Global AI and Data Science

Global AI & Data Science

Train, tune and distribute models with generative AI and machine learning capabilities

 View Only
  • 1.  Introducing (NLTK)

    Posted Fri April 10, 2020 09:58 AM
    Introducing (NLTK)
    The Natural Language Toolkit (NLTK) is a platform used for building programs for text analysis.
    pip install nltk
    nltk.download()

    Sometimes we need to filter out useless data to make the data more understandable by the computer.
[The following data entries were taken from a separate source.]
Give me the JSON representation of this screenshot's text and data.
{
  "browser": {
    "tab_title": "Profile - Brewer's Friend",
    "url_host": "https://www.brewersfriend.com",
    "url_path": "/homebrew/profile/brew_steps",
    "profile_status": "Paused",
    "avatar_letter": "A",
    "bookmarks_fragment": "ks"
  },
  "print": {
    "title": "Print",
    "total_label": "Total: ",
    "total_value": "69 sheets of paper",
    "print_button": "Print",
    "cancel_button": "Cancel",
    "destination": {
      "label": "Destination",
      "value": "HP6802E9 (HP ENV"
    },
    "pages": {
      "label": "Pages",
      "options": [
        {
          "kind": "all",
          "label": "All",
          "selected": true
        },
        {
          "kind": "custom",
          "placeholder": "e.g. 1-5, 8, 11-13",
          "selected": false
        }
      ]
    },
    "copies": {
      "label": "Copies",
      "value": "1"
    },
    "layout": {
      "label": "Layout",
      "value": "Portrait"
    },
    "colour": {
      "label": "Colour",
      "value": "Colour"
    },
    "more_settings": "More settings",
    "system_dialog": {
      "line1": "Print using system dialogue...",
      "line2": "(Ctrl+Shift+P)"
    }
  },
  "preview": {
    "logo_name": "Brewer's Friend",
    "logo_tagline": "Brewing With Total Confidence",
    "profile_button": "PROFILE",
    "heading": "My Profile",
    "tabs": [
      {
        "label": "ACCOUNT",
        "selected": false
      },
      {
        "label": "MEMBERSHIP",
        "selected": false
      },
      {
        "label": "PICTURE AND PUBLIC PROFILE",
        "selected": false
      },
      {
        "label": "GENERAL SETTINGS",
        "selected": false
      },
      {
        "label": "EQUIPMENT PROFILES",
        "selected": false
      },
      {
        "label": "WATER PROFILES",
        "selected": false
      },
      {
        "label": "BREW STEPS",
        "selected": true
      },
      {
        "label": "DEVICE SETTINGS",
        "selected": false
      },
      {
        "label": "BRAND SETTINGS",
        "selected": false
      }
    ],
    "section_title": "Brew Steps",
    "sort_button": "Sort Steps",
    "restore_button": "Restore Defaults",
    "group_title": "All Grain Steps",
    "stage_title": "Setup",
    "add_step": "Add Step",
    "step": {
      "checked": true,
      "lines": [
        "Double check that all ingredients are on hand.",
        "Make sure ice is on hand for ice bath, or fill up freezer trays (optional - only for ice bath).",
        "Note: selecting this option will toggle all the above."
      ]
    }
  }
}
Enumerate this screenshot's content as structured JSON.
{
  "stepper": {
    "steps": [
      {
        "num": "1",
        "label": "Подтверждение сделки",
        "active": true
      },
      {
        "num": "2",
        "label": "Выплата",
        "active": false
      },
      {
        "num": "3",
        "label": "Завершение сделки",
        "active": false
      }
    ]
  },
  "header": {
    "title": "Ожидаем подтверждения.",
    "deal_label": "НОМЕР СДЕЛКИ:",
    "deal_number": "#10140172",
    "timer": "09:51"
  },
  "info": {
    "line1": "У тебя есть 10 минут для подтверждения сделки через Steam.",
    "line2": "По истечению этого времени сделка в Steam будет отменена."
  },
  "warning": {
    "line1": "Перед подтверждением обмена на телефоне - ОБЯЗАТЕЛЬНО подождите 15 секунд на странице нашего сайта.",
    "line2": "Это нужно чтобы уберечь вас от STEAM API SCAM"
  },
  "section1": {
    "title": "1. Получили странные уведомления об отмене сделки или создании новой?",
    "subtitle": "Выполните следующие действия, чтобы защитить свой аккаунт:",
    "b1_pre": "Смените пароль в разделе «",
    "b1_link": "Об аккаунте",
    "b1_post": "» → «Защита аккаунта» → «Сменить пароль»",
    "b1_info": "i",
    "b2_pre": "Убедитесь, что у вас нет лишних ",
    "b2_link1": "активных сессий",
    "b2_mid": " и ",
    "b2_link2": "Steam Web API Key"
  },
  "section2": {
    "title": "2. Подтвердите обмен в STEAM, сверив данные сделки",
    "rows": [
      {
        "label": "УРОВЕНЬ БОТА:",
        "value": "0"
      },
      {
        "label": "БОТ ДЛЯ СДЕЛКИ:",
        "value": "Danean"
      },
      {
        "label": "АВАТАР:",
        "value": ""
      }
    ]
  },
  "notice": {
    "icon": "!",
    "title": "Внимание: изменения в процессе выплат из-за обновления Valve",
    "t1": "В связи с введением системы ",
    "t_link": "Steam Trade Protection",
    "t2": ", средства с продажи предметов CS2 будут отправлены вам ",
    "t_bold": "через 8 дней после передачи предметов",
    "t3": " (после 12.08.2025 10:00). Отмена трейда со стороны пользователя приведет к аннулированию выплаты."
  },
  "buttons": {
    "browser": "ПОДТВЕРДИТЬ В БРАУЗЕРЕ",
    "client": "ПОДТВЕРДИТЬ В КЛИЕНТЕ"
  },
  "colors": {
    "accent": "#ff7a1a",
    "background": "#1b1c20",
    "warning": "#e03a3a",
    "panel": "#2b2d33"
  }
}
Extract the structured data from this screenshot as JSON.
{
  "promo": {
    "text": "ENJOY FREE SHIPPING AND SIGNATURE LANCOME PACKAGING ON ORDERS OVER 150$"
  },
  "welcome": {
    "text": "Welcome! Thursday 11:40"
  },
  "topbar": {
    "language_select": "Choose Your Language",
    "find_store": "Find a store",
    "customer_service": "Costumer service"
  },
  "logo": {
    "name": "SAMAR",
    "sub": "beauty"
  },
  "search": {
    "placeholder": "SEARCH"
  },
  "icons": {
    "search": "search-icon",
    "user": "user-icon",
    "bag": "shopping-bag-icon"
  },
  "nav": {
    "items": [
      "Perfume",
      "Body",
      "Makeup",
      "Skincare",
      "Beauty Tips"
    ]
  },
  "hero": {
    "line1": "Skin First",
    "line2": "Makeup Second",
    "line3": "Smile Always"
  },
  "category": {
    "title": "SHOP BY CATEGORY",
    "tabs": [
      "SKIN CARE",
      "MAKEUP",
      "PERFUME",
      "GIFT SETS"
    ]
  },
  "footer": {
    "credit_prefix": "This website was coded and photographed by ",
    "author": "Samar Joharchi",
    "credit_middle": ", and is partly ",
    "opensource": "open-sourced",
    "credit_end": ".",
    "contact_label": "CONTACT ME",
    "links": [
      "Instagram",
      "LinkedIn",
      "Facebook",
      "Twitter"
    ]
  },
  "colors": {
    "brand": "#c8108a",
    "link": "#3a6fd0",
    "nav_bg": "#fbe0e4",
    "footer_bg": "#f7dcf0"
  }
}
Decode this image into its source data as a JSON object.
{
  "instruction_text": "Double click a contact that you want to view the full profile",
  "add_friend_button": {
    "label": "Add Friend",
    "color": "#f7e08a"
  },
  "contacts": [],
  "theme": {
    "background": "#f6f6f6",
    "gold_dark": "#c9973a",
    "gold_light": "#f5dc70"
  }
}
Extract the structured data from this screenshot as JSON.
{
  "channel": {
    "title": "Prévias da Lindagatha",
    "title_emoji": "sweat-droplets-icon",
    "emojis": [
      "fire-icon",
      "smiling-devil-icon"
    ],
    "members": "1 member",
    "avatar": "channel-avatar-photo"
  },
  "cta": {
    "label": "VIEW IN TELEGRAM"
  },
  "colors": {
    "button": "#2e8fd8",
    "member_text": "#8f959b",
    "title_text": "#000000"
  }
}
In natural language processing (NLP), such useless data (words) are called stop words.

    from nltk.corpus import stopwords
    
    print(set(stopwords.words('Arabic')))
    
    print(set(stopwords.words('English')))

    How can we remove the stop words from our own text? The example below shows how we can perform this task:

    from nltk.tokenize import sent_tokenize,word_tokenize
    
    from nltk.corpus import stopwords
    
    data='All work and no play'
    
    
    stopword=set(stopwords.words('English'))
    word=word_tokenize(data)
    
    wordsfilter=[]
    
    for w in word:
        if w not in stopword:
            wordsfilter.append(w)
            
    print(wordsfilter)
    
    
    
    

    treebank


    import nltk
    nltk.download('treebank')
    from nltk.corpus import treebank
    t=treebank.parsed_sents('wsj_0001.mrg')[0]
    t.draw()

    wordnet 

    import nltk
    from nltk.corpus import wordnet
    
    syn=wordnet.synsets('NLP')
    
    print(syn[0].definition())
    
    
    synonyms=[]
    
    for syn in wordnet.synsets('computer'):
        for lemma in syn.lemmas():
            synonyms.append(lemma.name())
    print(synonyms)       
    
    antonyms=[]
     
    for syn in wordnet.synsets('small'):
        for l in syn.lemmas():
            if l.antonyms():
                antonyms.append(l.antonyms()[0].name())
    print(antonyms)       
    
    from nltk.stem import PorterStemmer
    stemmer= PorterStemmer()
    print(stemmer.stem('Working'))



    ------------------------------
    Mostafa Nabieh
    ------------------------------



    #DataandAILearning
    #AIandDSSkills
    #AIandDSSkills


  • 2.  RE: Introducing (NLTK)

    Posted Mon April 13, 2020 09:37 AM
    Absolutely amazing!!!

    ------------------------------
    Dângelo Fernandes de Oliveira
    ------------------------------